Using digital archival research and ordinary language analysis, I argue that actors across the political spectrum deploy the term’s racialized and gendered meanings to activate national anxieties about personal autonomy and national self-determination, fears foundational to American political culture and accentuated in a diversifying polity. I find that actors employ “addiction” as a heuristic device to characterize complex political issues, using the term’s potent cultural meanings to further their policy goals.

The paper I presented at the American Political Science Association’s 2022 annual meeting, “The Gendered Meanings and Uses of Collective ‘Addictions’ in U.S. Public Policy: A Case Study of the ‘Welfare Addict,'” received the Hayward R. Alker Best Student Paper Award from the Interpretive Methodologies and Methods Caucus of APSA.

My dissertation research emerged from an earlier project published in Social Sciences in 2018. In this article, I argue that an otherwise gridlocked Congress was able to pass a series of progressive drug policies in the 2010s because of an emerging policy framework of “addiction recovery.”

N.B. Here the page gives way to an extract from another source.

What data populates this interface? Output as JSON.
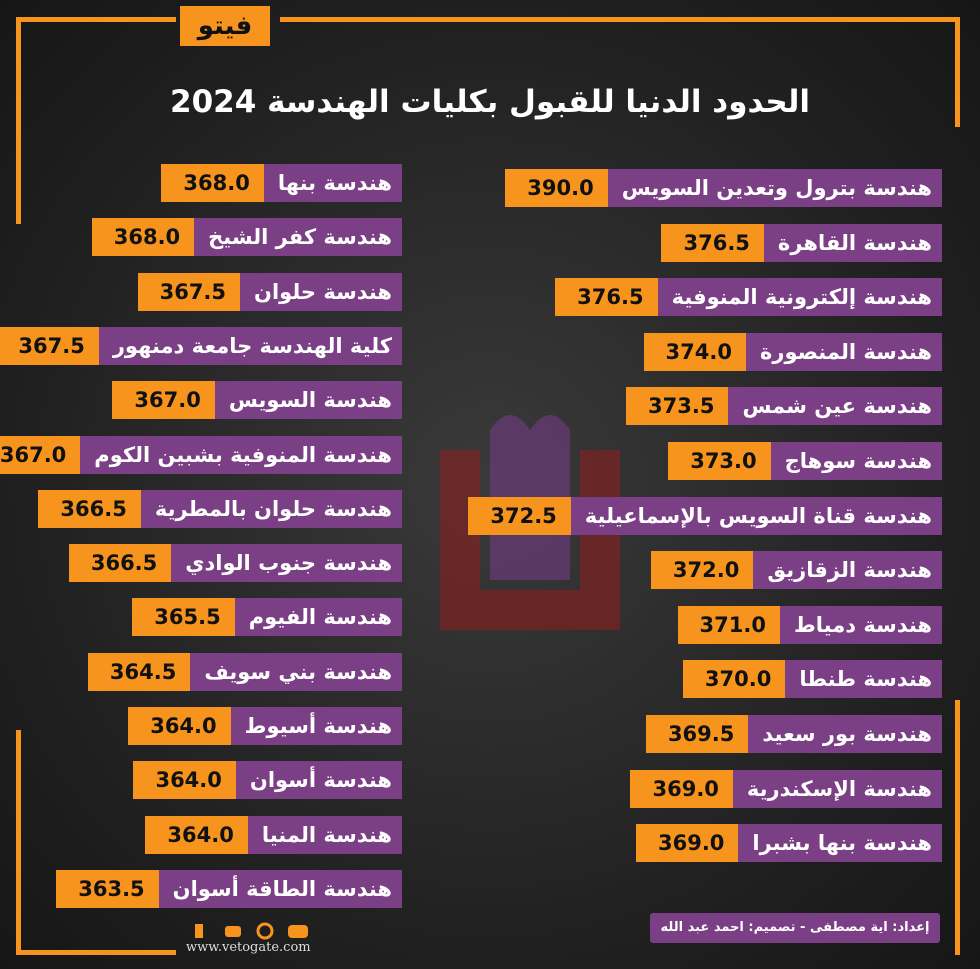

I recently co-authored an article in Polity, part of an invited symposium revisiting Hanna Pitkin’s classic Wittgenstein and Justice. In the article, my co-author Alyson Cole and I make the case that ordinary language analysis is a method distinctly suited for studying political language in our “post-truth” era.

I am currently working on a project regarding the concept of “culpability” in the opioid settlement cases in the U.S. These cases seek to adjudicate who is responsible for the opiate epidemic, and I expect they will be rich sites for studying potent themes in the American liberal-individualist political tradition.